30 July 2010 [17:10] - TODAY.AZ
A pair of false teeth worn by Winston Churchill have been sold at auction for more than $23,000 -- on the same day that plans were announced to put the British wartime leader's archive papers online for the first time. Churchill, famous for his rousing speeches during World War II, had several sets of the partial upper dentures specially constructed to hide his natural lisp and accentuate his signature slurred diction.

According to documents held by the Royal College of Surgeons, the former prime minister "lived in fear of losing his false teeth" and would always have a spare set to hand, entrusted to his private secretary, Andrew Bullock of Keys auction house in Aylsham, eastern England, told CNN.

The set which sold for £15,200 ($23,700) on Thursday -- more than three times its expected price -- was put up for sale by Nigel Cudlipp, the son of the dental technician who made them, Derek Cudlipp.

"According to Cudlipp, his father said he could always tell how the war was going from the distance Winston hurled the teeth," said Bullock. "They were prone to breaking, especially when Churchill got a bit angry."

Bullock said Churchill suffered from poor teeth and gums from childhood and had complicated dentistry requirements.
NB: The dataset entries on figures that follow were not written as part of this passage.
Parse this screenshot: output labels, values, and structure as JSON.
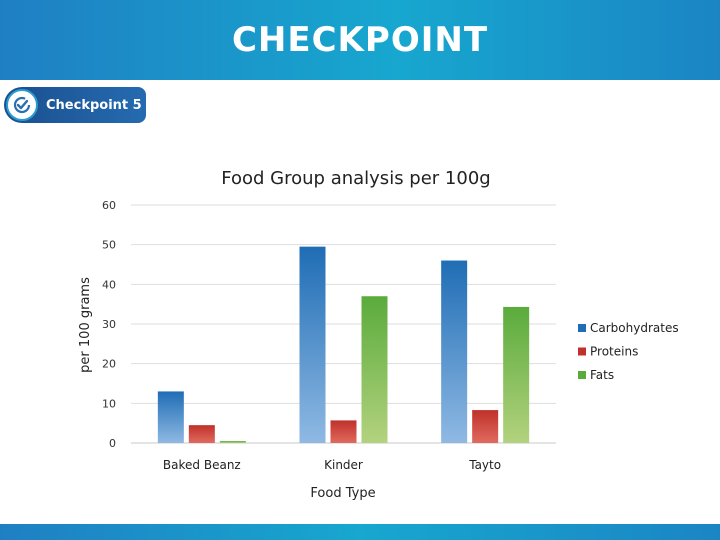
{
  "header": {
    "title": "CHECKPOINT"
  },
  "badge": {
    "label": "Checkpoint 5",
    "icon": "check-circle-icon"
  },
  "chart_data": {
    "type": "bar",
    "title": "Food Group analysis per 100g",
    "xlabel": "Food Type",
    "ylabel": "per 100 grams",
    "categories": [
      "Baked Beanz",
      "Kinder",
      "Tayto"
    ],
    "series": [
      {
        "name": "Carbohydrates",
        "values": [
          13,
          49.5,
          46
        ],
        "color": "#1f6db5"
      },
      {
        "name": "Proteins",
        "values": [
          4.5,
          5.7,
          8.3
        ],
        "color": "#c0312b"
      },
      {
        "name": "Fats",
        "values": [
          0.5,
          37,
          34.3
        ],
        "color": "#5aab3c"
      }
    ],
    "ylim": [
      0,
      60
    ],
    "yticks": [
      0,
      10,
      20,
      30,
      40,
      50,
      60
    ],
    "grid": true,
    "legend": "right"
  }
}
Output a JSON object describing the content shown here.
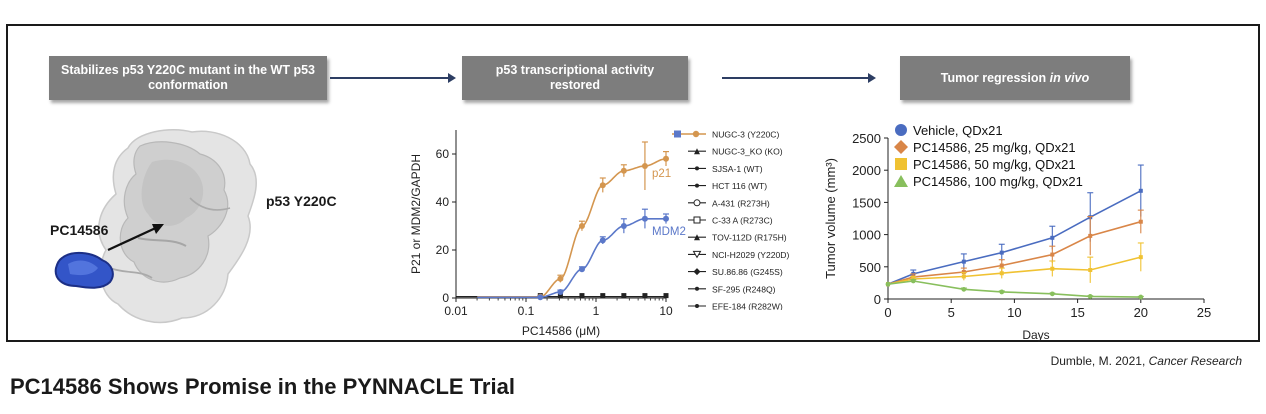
{
  "workflow": {
    "step1": "Stabilizes p53 Y220C mutant in the WT p53 conformation",
    "step2": "p53 transcriptional activity restored",
    "step3_main": "Tumor regression ",
    "step3_em": "in vivo"
  },
  "structure": {
    "protein_label": "p53 Y220C",
    "compound_label": "PC14586"
  },
  "colors": {
    "nugc3": "#d4964f",
    "mdm2": "#5b78c9",
    "vehicle": "#4a6cc0",
    "dose25": "#d98648",
    "dose50": "#f0c232",
    "dose100": "#88bf5d"
  },
  "citation": {
    "author": "Dumble, M. 2021, ",
    "journal": "Cancer Research"
  },
  "footer_title": "PC14586 Shows Promise in the PYNNACLE Trial",
  "chart_data": [
    {
      "type": "line",
      "xscale": "log",
      "xlim": [
        0.01,
        10
      ],
      "ylim": [
        0,
        70
      ],
      "xticks": [
        "0.01",
        "0.1",
        "1",
        "10"
      ],
      "yticks": [
        "0",
        "20",
        "40",
        "60"
      ],
      "xlabel": "PC14586 (μM)",
      "ylabel": "P21 or MDM2/GAPDH",
      "series": [
        {
          "name": "p21",
          "x": [
            0.16,
            0.31,
            0.63,
            1.25,
            2.5,
            5,
            10
          ],
          "y": [
            0.5,
            8,
            30,
            47,
            53,
            55,
            58
          ]
        },
        {
          "name": "MDM2",
          "x": [
            0.16,
            0.31,
            0.63,
            1.25,
            2.5,
            5,
            10
          ],
          "y": [
            0.3,
            2.5,
            12,
            24,
            30,
            33,
            33
          ]
        },
        {
          "name": "NUGC-3_KO (KO)",
          "x": [
            0.16,
            0.31,
            0.63,
            1.25,
            2.5,
            5,
            10
          ],
          "y": [
            1,
            1,
            1,
            1,
            1,
            1,
            1
          ]
        }
      ],
      "legend": [
        "NUGC-3 (Y220C)",
        "NUGC-3_KO (KO)",
        "SJSA-1 (WT)",
        "HCT 116 (WT)",
        "A-431 (R273H)",
        "C-33 A (R273C)",
        "TOV-112D (R175H)",
        "NCI-H2029 (Y220D)",
        "SU.86.86 (G245S)",
        "SF-295 (R248Q)",
        "EFE-184 (R282W)"
      ]
    },
    {
      "type": "line",
      "xlim": [
        0,
        25
      ],
      "ylim": [
        0,
        2500
      ],
      "xticks": [
        "0",
        "5",
        "10",
        "15",
        "20",
        "25"
      ],
      "yticks": [
        "0",
        "500",
        "1000",
        "1500",
        "2000",
        "2500"
      ],
      "xlabel": "Days",
      "ylabel": "Tumor volume (mm³)",
      "series": [
        {
          "name": "Vehicle, QDx21",
          "x": [
            0,
            2,
            6,
            9,
            13,
            16,
            20
          ],
          "y": [
            230,
            390,
            580,
            720,
            950,
            1270,
            1680
          ]
        },
        {
          "name": "PC14586, 25 mg/kg, QDx21",
          "x": [
            0,
            2,
            6,
            9,
            13,
            16,
            20
          ],
          "y": [
            230,
            340,
            420,
            520,
            690,
            980,
            1200
          ]
        },
        {
          "name": "PC14586, 50 mg/kg, QDx21",
          "x": [
            0,
            2,
            6,
            9,
            13,
            16,
            20
          ],
          "y": [
            230,
            310,
            350,
            400,
            470,
            450,
            650
          ]
        },
        {
          "name": "PC14586, 100 mg/kg, QDx21",
          "x": [
            0,
            2,
            6,
            9,
            13,
            16,
            20
          ],
          "y": [
            230,
            280,
            150,
            110,
            80,
            40,
            30
          ]
        }
      ]
    }
  ]
}
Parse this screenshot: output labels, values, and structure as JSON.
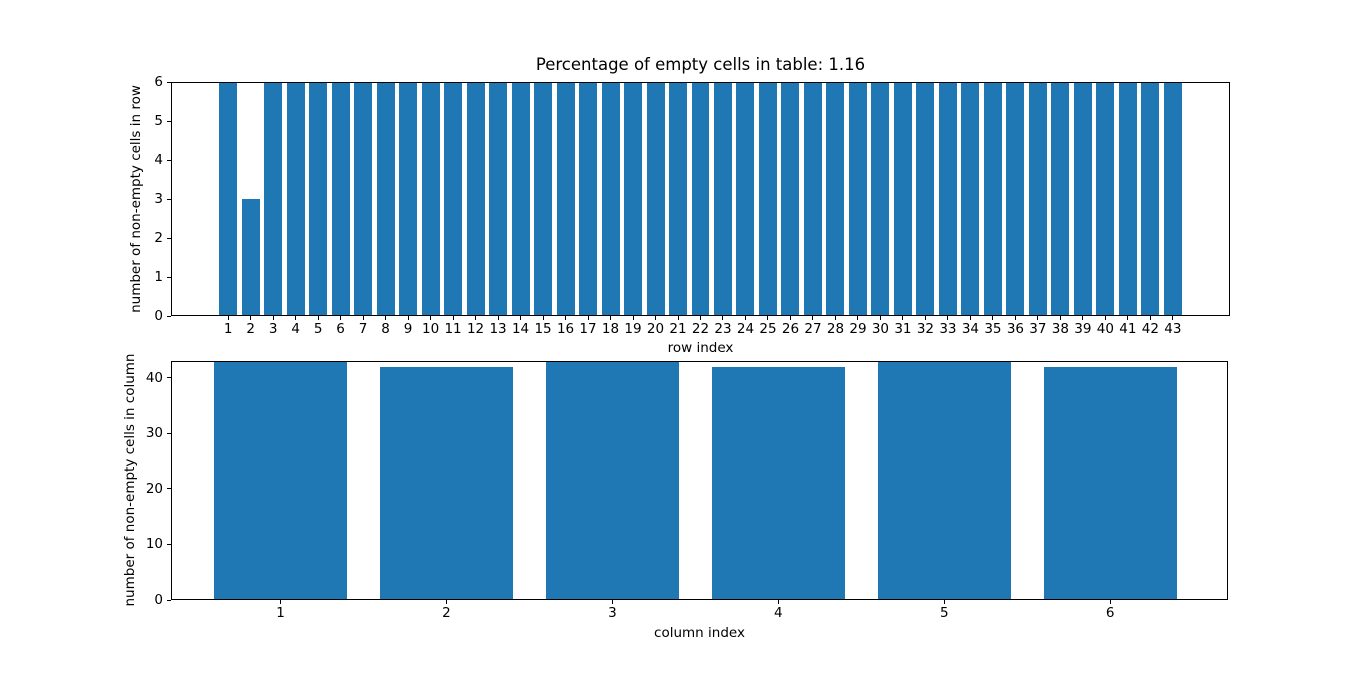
{
  "figure": {
    "background_color": "#ffffff",
    "bar_color": "#1f77b4",
    "axis_color": "#000000",
    "text_color": "#000000"
  },
  "chart_data": [
    {
      "type": "bar",
      "title": "Percentage of empty cells in table: 1.16",
      "xlabel": "row index",
      "ylabel": "number of non-empty cells in row",
      "categories": [
        "1",
        "2",
        "3",
        "4",
        "5",
        "6",
        "7",
        "8",
        "9",
        "10",
        "11",
        "12",
        "13",
        "14",
        "15",
        "16",
        "17",
        "18",
        "19",
        "20",
        "21",
        "22",
        "23",
        "24",
        "25",
        "26",
        "27",
        "28",
        "29",
        "30",
        "31",
        "32",
        "33",
        "34",
        "35",
        "36",
        "37",
        "38",
        "39",
        "40",
        "41",
        "42",
        "43"
      ],
      "values": [
        6,
        3,
        6,
        6,
        6,
        6,
        6,
        6,
        6,
        6,
        6,
        6,
        6,
        6,
        6,
        6,
        6,
        6,
        6,
        6,
        6,
        6,
        6,
        6,
        6,
        6,
        6,
        6,
        6,
        6,
        6,
        6,
        6,
        6,
        6,
        6,
        6,
        6,
        6,
        6,
        6,
        6,
        6
      ],
      "ylim": [
        0,
        6
      ],
      "yticks": [
        0,
        1,
        2,
        3,
        4,
        5,
        6
      ],
      "xlim": [
        -1.54,
        45.54
      ],
      "bar_width": 0.8,
      "grid": false,
      "legend": null
    },
    {
      "type": "bar",
      "title": "",
      "xlabel": "column index",
      "ylabel": "number of non-empty cells in column",
      "categories": [
        "1",
        "2",
        "3",
        "4",
        "5",
        "6"
      ],
      "values": [
        43,
        42,
        43,
        42,
        43,
        42
      ],
      "ylim": [
        0,
        43
      ],
      "yticks": [
        0,
        10,
        20,
        30,
        40
      ],
      "xlim": [
        0.34,
        6.71
      ],
      "bar_width": 0.8,
      "grid": false,
      "legend": null
    }
  ]
}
He later nominated his dentist for a knighthood.

The auction of memorabilia took place as details of plans to make one million pages of Churchill-themed archive material -- described by Churchill biographer Martin Gilbert as an "Aladdin's Cave of historical riches" -- available on the Web for the first time from 2012.

The Churchill Archives Centre, at Churchill College, Cambridge, is open to the public, but archive director Allen Packwood said the online resource -- a collaboration between Bloomsbury Publishing, the Sir Winston Churchill Archive Trust and Churchill Heritage Ltd. -- would take the collection into homes and classrooms.

Appropriately, Packwood told CNN, the collection includes letters from Churchill to his dentist, Eric Fish, including one written in 1936 complaining that his ill-fitting dentures were affecting his sense of taste.

"It is just amazing," Packwood said of the auction. "It does just show the huge continued interest in the man, and the great thing about what we are doing is that once this material is online it will be available to everyone to search through."

The collection also includes correspondence between Churchill and three American presidents; Franklin Roosevelt, Harry Truman and Dwight Eisenhower; and state papers, private letters and photos dating from his 19th-century school days until his death in 1965.

"What this archive does is strip away layers of hindsight and it actually reveals how little the people of the time knew about what was going on around them," said Packwood.

"One very good example is a wonderful letter from President Truman to Churchill within a couple of years of the end of the Second World War.

"Truman says to Churchill, 'I'm having trouble with our Russian friends. Then I remember Hitler. He had no heart at all. I believe Joe Stalin has one but the Politburo won't let him use it.' It shows you how little the American president or even Winston Churchill really understood about what was going on in Russia at the time."

Publisher Frances Pinter, of Bloomsbury Academic, said putting the archive online was a "fantastic opportunity." She said access to the archive would be modestly priced to attract the widest possible readership.

"It will have an impact on education, research and our understanding of 20th century history for a long time to come," Pinter told CNN.

"The thing that we are looking forward to is all the things that people haven't thought of doing with the archive yet. For example, you can see school children in America or England doing collaborative research projects or having competitions to see what they can find, which wouldn't have been conceivable before."

Meanwhile, auctioneer Bullock said the market for Churchill memorabilia showed no sign of exhaustion. In the last two years, Keys has sold a silver butter dish used by Churchill as an ashtray and a half-smoked cigar for more than $6,200 each.

"We have sold a lot of Churchill items recently," he said. "But I have never, or ever will, handle something which has had so much interest or publicity. It's been absolutely incredible."